La nourrice, qui avait su entretenir un certain charme, les accueillit de sa voix douce et de ses gestes bienveillants, leur offrant de quoi se réchauffer et recouvrer leur force. Jeanne restait mutique, décidant François à parler le premier. Il lui annonça la mort de leurs parents, dénoncés à tort, dans des conditions terribles, la messe clandestine interrompue par l’attaque meurtrière de Julien Brochard et de ses Révolutionnaires, puis leur fuite qui les amena chez elle. Long silence. La nourrice parut pétrifiée de chagrin et d’angoisse. Elle essuya ses larmes, se leva sans dire un mot et alla s’appuyer contre le buffet, le regard divaguant par-delà le fleuve. Le moment parut interminable. Ses larmes avaient séché. Elle fixa Jeanne et François, désigna la petite grange, à quelques mètres de là, leur signifiant qu’ils pouvaient y demeurer quelques jours, le temps que leurs assaillants les oublient. On entendit encore quelques grognements jusqu’à la tombée du jour, de l’autre côté de la Loire. Ils s’estompèrent alors que le soleil disparaissait. La nuit fut longue et presque paisible. Au petit matin, le chant du coq brisa la torpeur de ce petit îlot fluvial. La Loire était leur rempart, la
Basse-Île, leur forteresse. Du pain rassis fut servi au petit déjeuner, accompagné de quelques fruits que Tante Renée venait d’acheter au marché de Nantes. Elle s’y était rendue très tôt ce matin, comme guidée par une mission prioritaire. Elle semblait concernée par le sort de Jeanne et François et craignait sans doute pour sa propre sécurité. Ils parlèrent pendant de longues heures, se confiant les uns les autres sur les troubles qui touchaient la région.
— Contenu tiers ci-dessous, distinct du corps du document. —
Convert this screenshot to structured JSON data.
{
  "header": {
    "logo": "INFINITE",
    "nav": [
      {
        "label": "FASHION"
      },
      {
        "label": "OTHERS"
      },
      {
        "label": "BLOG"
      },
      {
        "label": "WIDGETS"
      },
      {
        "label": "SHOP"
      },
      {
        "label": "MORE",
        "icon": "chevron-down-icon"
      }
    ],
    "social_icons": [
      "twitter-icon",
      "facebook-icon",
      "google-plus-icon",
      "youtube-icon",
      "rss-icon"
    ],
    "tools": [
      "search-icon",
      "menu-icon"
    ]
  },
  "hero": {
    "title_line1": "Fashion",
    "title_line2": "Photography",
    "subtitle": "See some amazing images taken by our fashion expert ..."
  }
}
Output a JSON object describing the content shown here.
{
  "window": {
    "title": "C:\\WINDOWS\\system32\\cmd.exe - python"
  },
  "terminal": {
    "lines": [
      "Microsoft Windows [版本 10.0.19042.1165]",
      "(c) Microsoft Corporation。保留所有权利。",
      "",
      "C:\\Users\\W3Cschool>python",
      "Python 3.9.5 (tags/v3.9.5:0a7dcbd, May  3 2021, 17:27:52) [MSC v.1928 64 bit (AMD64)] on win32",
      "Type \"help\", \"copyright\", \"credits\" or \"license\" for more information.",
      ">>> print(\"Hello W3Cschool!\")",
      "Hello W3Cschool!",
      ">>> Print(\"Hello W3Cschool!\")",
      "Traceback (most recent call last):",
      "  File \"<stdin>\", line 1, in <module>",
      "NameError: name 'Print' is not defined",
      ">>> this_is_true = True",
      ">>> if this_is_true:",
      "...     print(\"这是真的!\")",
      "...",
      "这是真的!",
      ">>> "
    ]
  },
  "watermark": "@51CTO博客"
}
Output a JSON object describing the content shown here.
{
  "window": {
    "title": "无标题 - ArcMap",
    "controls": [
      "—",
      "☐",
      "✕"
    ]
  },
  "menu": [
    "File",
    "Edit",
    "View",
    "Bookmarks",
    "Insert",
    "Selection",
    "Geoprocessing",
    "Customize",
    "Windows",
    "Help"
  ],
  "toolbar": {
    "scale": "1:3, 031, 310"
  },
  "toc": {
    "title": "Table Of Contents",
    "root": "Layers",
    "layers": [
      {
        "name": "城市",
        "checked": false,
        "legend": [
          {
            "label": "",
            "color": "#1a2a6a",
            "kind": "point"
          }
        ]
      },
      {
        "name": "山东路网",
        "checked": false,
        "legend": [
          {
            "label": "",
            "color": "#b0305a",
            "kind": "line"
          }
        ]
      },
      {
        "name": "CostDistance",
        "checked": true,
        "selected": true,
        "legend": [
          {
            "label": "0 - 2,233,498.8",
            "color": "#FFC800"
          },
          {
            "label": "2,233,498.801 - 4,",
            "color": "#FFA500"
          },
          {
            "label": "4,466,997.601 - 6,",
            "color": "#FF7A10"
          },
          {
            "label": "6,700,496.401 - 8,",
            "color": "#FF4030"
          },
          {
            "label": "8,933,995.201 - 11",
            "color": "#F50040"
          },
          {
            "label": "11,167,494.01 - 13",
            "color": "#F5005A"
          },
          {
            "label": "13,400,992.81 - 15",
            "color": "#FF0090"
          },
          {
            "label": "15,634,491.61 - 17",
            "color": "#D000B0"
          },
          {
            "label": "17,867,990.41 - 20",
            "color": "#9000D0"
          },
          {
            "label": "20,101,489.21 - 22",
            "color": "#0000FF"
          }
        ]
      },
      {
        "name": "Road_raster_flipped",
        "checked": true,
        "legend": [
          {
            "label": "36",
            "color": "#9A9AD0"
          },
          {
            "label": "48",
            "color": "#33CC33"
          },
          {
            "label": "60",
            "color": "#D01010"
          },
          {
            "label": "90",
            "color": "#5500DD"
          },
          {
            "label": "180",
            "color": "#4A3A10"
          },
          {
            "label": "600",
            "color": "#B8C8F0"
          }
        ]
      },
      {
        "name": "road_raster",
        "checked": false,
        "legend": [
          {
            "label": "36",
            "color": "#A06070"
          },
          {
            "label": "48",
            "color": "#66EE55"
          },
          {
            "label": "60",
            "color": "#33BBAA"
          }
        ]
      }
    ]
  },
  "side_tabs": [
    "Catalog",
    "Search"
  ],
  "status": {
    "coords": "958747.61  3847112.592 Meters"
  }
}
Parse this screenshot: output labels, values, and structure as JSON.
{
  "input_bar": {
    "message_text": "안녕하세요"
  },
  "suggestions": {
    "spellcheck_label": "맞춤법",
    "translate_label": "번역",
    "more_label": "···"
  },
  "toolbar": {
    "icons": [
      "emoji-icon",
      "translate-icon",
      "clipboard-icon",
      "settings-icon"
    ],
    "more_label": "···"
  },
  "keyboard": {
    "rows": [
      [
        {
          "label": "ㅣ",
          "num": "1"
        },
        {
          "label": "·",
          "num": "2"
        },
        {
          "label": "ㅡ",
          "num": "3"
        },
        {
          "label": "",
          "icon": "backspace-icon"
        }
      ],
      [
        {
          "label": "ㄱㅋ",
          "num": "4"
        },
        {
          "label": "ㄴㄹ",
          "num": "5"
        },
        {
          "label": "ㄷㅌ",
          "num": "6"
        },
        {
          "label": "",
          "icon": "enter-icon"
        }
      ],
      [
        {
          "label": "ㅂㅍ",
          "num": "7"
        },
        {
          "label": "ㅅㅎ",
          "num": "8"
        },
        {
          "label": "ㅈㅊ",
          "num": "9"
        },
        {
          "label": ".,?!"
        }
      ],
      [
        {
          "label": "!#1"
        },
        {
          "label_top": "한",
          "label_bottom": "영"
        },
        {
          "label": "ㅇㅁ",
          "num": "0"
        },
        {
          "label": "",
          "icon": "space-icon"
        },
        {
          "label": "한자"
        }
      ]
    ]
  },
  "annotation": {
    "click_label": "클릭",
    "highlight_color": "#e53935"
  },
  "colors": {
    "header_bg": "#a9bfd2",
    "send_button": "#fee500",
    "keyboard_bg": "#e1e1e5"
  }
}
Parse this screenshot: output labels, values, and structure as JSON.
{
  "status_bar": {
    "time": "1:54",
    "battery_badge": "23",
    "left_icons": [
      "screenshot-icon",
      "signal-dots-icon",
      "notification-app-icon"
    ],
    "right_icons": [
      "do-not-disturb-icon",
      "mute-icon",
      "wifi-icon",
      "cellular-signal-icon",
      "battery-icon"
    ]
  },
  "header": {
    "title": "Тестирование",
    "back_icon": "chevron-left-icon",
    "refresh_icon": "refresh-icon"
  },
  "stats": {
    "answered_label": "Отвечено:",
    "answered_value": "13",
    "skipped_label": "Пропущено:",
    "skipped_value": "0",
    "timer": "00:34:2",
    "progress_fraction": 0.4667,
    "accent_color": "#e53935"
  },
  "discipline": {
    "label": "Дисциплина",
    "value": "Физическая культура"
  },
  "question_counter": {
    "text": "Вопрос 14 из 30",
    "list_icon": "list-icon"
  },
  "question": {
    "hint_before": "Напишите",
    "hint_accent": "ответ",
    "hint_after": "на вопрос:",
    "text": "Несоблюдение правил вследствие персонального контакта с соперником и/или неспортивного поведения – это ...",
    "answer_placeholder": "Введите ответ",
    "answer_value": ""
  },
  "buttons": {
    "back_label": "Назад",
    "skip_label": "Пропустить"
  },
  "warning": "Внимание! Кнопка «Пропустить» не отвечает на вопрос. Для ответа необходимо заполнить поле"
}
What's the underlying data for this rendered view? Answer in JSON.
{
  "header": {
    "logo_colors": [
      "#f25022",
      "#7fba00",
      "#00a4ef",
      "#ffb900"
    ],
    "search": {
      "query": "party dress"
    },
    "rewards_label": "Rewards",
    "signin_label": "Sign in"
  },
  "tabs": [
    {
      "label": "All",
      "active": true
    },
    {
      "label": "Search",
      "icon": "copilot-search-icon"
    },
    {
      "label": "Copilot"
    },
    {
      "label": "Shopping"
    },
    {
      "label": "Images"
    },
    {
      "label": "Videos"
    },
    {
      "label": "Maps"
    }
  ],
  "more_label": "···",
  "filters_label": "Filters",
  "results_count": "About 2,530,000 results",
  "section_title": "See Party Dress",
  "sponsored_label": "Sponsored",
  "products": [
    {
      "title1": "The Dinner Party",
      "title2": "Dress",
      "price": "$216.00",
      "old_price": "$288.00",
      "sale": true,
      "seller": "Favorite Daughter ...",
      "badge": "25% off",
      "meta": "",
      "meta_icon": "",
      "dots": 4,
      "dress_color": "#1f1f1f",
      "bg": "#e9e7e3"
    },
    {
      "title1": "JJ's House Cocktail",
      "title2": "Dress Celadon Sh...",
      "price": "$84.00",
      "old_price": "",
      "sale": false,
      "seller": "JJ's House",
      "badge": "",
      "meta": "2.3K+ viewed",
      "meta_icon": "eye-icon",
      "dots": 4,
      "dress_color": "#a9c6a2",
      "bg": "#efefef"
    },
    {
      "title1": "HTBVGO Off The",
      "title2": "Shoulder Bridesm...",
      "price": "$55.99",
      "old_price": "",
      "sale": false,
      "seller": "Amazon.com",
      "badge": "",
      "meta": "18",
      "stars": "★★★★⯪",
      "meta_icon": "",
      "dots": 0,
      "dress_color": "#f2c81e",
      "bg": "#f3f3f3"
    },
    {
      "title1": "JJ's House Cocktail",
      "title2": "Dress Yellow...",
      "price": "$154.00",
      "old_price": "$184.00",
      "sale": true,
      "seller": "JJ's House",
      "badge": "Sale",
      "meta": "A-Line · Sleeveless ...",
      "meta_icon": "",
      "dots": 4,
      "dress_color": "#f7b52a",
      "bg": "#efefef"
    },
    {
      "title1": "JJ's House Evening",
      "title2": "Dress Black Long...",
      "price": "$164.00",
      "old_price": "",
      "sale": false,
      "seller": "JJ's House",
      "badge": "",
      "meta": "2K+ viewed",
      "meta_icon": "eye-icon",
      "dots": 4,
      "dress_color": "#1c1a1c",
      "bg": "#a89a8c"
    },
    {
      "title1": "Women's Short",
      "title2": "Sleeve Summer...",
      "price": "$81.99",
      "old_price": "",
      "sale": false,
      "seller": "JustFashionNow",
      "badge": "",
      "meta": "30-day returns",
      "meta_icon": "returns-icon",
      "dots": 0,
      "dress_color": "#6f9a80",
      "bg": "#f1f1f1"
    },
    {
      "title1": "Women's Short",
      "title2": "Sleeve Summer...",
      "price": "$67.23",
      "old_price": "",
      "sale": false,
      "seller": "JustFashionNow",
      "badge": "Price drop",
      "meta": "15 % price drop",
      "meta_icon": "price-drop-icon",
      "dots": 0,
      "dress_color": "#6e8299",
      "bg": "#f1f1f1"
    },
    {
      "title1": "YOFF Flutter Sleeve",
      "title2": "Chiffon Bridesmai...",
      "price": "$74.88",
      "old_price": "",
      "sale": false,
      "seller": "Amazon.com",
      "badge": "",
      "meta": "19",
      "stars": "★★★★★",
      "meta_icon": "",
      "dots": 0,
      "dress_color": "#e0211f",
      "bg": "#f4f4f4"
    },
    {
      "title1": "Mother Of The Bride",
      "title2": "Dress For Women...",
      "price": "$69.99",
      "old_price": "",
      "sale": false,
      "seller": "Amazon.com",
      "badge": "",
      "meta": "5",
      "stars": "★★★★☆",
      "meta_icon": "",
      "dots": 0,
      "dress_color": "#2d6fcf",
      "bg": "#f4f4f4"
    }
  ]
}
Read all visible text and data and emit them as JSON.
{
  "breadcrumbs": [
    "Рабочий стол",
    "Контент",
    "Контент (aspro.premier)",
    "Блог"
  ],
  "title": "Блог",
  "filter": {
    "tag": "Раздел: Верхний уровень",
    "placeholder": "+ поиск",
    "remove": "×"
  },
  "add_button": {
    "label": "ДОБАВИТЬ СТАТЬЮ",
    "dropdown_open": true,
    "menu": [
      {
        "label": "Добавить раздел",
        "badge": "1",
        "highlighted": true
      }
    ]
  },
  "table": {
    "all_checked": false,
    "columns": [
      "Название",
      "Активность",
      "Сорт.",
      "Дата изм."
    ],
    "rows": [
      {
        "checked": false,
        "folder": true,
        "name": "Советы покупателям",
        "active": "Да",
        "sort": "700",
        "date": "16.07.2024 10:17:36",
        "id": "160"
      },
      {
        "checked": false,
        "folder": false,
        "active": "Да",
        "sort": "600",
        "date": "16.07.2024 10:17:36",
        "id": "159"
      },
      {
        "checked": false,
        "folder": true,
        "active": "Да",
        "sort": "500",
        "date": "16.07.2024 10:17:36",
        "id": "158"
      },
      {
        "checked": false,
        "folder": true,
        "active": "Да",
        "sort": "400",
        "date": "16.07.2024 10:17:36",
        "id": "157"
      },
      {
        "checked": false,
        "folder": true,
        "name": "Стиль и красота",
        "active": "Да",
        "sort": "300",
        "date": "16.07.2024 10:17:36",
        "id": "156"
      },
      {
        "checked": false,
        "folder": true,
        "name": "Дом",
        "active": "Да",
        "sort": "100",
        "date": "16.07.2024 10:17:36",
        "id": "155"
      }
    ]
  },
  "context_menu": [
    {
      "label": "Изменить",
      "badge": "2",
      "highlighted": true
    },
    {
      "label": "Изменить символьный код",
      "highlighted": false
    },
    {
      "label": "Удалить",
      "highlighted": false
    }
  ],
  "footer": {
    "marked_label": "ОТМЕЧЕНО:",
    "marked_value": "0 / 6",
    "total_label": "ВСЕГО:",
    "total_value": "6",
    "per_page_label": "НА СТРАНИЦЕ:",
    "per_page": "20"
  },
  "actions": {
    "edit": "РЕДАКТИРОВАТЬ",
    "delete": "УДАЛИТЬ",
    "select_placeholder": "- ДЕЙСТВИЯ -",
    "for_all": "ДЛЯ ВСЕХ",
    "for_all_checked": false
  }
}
Les jeunes orphelins éructaient imprudemment leur haine contre les féroces inquisiteurs, tandis que leur nourrice, plus mûre, s’exprimait avec la réserve de ceux qui ont tout à perdre. Elle confessa avoir pour projet d’ouvrir une échoppe à Nantes quand les temps seraient moins durs, peut-être avec l’homme dont elle venait de tomber amoureuse. Quelqu’un frappa violemment à la porte dans une cadence effrénée.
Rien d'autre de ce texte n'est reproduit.